To match the balanced parenthesis before green, you could match not a closing parenthesis one or more times or match balanced parenthesis using a non capturing group (?: and an alternation (?:[^\)]+|\([^)]+\):

\(((?:[^\)]+|\([^)]+\))*\bgreen\b[^)]+)\)

const regex = /\(((?:[^\)]+|\([^)]+\))*\bgreen\b[^)]+)\)/g;
const str = `OSDfhosjdjakjdnvkjndkfvjelkrjejrijrvrvrjvnkrjvnkn(mint (light) green pants)shdbfhsbdhfbsjd(couch)hvbjshdbvjhsbdfbjs(forest (dark) (stained) green shirt) sjdfjsdhfjshkdfjskdjfksjdfhfskdjf(table)`;
let m;
while ((m = regex.exec(str)) !== null) {
  if (m.index === regex.lastIndex) {
    regex.lastIndex++;
  }
  console.log(m[1]);
}

Answer 2

To match balanced parenthesis is not an easy problem and even harder to solve with JavaScript. Since the JS regex engine does not allow recursion. Let me cite Steven Levithan on that matter:

The problem, in this case, lies in how you distinguish between the last closing bracket ... and any of the inner brackets. The only difference between the last closing bracket and the inner brackets is that they are logically linked (i.e., they form an open/close pair). This logic is impossible to implement by simple lookaround assertion.

However, he concludes, if there is a known maximum amount of recursion that needs to be accounted for, it's possible.

Here's a solution that does not use any advanced regex features and works just fine with vanilla JavaScript.

\((?:\([^()]*?\)|([^()]*\bgreen\b[^()]*)?|[^()])*?\)

Explanation

• \( Match opening parenthesis
• (?:...) non-capputring group with alternations:
  • \([^()]*?\) Match inner pair of parenthesis, lazy match anything not a () using a negated character class, non greedy
  • ([^()]*\bgreen\b[^()]*)?
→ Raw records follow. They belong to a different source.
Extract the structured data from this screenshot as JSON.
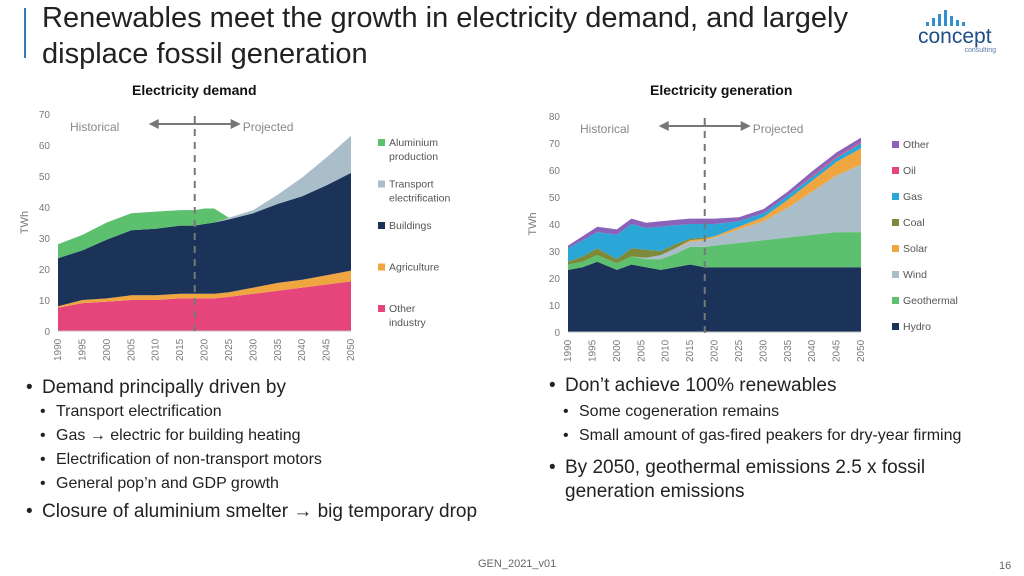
{
  "title": "Renewables meet the growth in electricity demand, and largely displace fossil generation",
  "logo": {
    "word": "concept",
    "sub": "consulting"
  },
  "left_bullets": {
    "b1": "Demand principally driven by",
    "sub": [
      "Transport electrification",
      "Gas → electric for building heating",
      "Electrification of non-transport motors",
      "General pop’n and GDP growth"
    ],
    "b2": "Closure of aluminium smelter → big temporary drop"
  },
  "right_bullets": {
    "b1": "Don’t achieve 100% renewables",
    "sub": [
      "Some cogeneration remains",
      "Small amount of gas-fired peakers for dry-year firming"
    ],
    "b2": "By 2050, geothermal emissions 2.5 x fossil generation emissions"
  },
  "footer": {
    "code": "GEN_2021_v01",
    "page": "16"
  },
  "chart_data": [
    {
      "type": "area",
      "stacked": true,
      "title": "Electricity demand",
      "xlabel": "",
      "ylabel": "TWh",
      "ylim": [
        0,
        70
      ],
      "yticks": [
        0,
        10,
        20,
        30,
        40,
        50,
        60,
        70
      ],
      "xticks": [
        1990,
        1995,
        2000,
        2005,
        2010,
        2015,
        2020,
        2025,
        2030,
        2035,
        2040,
        2045,
        2050
      ],
      "x": [
        1990,
        1995,
        2000,
        2005,
        2010,
        2015,
        2018,
        2020,
        2022,
        2025,
        2030,
        2035,
        2040,
        2045,
        2050
      ],
      "annotations": {
        "left": "Historical",
        "right": "Projected",
        "divider_year": 2018
      },
      "series": [
        {
          "name": "Other industry",
          "color": "#e5457a",
          "values": [
            7.5,
            9,
            9.5,
            10,
            10,
            10.5,
            10.5,
            10.5,
            10.5,
            11,
            12,
            13,
            14,
            15,
            16
          ]
        },
        {
          "name": "Agriculture",
          "color": "#f0a640",
          "values": [
            0.5,
            1,
            1,
            1.5,
            1.5,
            1.5,
            1.5,
            1.5,
            1.5,
            1.5,
            2,
            2.5,
            2.5,
            3,
            3.5
          ]
        },
        {
          "name": "Buildings",
          "color": "#1b3358",
          "values": [
            15.5,
            16,
            19,
            21,
            21.5,
            22,
            22,
            22.5,
            23,
            23.5,
            24,
            25.5,
            27,
            29,
            31.5
          ]
        },
        {
          "name": "Transport electrification",
          "color": "#a9bec8",
          "values": [
            0,
            0,
            0,
            0,
            0,
            0,
            0,
            0,
            0,
            0.5,
            1,
            3,
            6,
            9,
            12
          ]
        },
        {
          "name": "Aluminium production",
          "color": "#5cc06f",
          "values": [
            4.5,
            5,
            5.5,
            5.5,
            5.5,
            5,
            5,
            5,
            4.5,
            0,
            0,
            0,
            0,
            0,
            0
          ]
        }
      ]
    },
    {
      "type": "area",
      "stacked": true,
      "title": "Electricity generation",
      "xlabel": "",
      "ylabel": "TWh",
      "ylim": [
        0,
        80
      ],
      "yticks": [
        0,
        10,
        20,
        30,
        40,
        50,
        60,
        70,
        80
      ],
      "xticks": [
        1990,
        1995,
        2000,
        2005,
        2010,
        2015,
        2020,
        2025,
        2030,
        2035,
        2040,
        2045,
        2050
      ],
      "x": [
        1990,
        1993,
        1996,
        2000,
        2003,
        2006,
        2009,
        2012,
        2015,
        2018,
        2020,
        2025,
        2030,
        2035,
        2040,
        2045,
        2050
      ],
      "annotations": {
        "left": "Historical",
        "right": "Projected",
        "divider_year": 2018
      },
      "series": [
        {
          "name": "Hydro",
          "color": "#1b3358",
          "values": [
            23,
            24,
            26,
            23,
            25,
            24,
            23,
            24,
            25,
            24,
            24,
            24,
            24,
            24,
            24,
            24,
            24
          ]
        },
        {
          "name": "Geothermal",
          "color": "#5cc06f",
          "values": [
            2,
            2,
            2.5,
            2.5,
            3,
            3,
            4,
            5,
            6.5,
            7.5,
            8,
            9,
            10,
            11,
            12,
            13,
            13
          ]
        },
        {
          "name": "Wind",
          "color": "#a9bec8",
          "values": [
            0,
            0,
            0,
            0,
            0,
            0.5,
            1.5,
            2,
            2,
            2.5,
            3,
            5,
            7,
            11,
            16,
            21,
            25
          ]
        },
        {
          "name": "Solar",
          "color": "#f0a640",
          "values": [
            0,
            0,
            0,
            0,
            0,
            0,
            0,
            0,
            0.5,
            0.5,
            0.5,
            1,
            1.5,
            3,
            4,
            5,
            6
          ]
        },
        {
          "name": "Coal",
          "color": "#7c8a3a",
          "values": [
            1,
            2,
            2.5,
            1.5,
            3,
            3,
            1.5,
            1.5,
            0.5,
            0.5,
            0,
            0,
            0,
            0,
            0,
            0,
            0
          ]
        },
        {
          "name": "Gas",
          "color": "#2aa7d6",
          "values": [
            5,
            6,
            6,
            9,
            9,
            8,
            9,
            7,
            5.5,
            5,
            4.5,
            2,
            1.5,
            1.5,
            1.5,
            1.5,
            2
          ]
        },
        {
          "name": "Oil",
          "color": "#e5457a",
          "values": [
            0,
            0,
            0,
            0,
            0,
            0,
            0,
            0,
            0,
            0,
            0,
            0,
            0,
            0,
            0.5,
            0.5,
            0.5
          ]
        },
        {
          "name": "Other",
          "color": "#8b62b9",
          "values": [
            1,
            1.5,
            2,
            2,
            2,
            2,
            2,
            2,
            2,
            2,
            2,
            1.5,
            1.5,
            1.5,
            1.5,
            1.5,
            1.5
          ]
        }
      ]
    }
  ]
}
Capture the optional word green with word boundaries in group 1, greedy
  • [^()] a "modified dot": anything not a () to keep parenthesis balanced
• *? Close the non-capturing group, match zero or more times lazy
• \) Match )

Demo

I use an extra capture group to meet the requirement with the given search term; if there is no $1 the full match is trash:

Sample Code:

const regex = /\((?:\([^()]*?\)|([^()]*\bgreen\b[^()]*)?|[^()])*?\)/gm;
const str = `OSDfhosjdjakjdnvkjndkfvjelkrjejrijrvrvrjvnkrjvnkn(mint (light) green pants)shdbfhsbdhfbsjd(couch)hvbjshdbvjhsbdfbjs(forest (dark) (stained) green shirt) sjdfjsdhfjshkd(fjskdjfksjdfhfskdjf(green table) (green)`;
let m;

while ((m = regex.exec(str)) !== null) {
    // This is necessary to avoid infinite loops with zero-width matches
    if (m.index === regex.lastIndex) {
        regex.lastIndex++;
    }
    
    // The result can be accessed through the `m`-variable.
    m.forEach((match, groupIndex) => {
      if(match && groupIndex === 1)
        console.log(`Found ${m[0]}`);
    });
}

Caveats, this works only if:

• braces are actually balanced,
• and the level of brace nesting is no more than one. If more levels are needed, adjust the pattern as shown by Steven.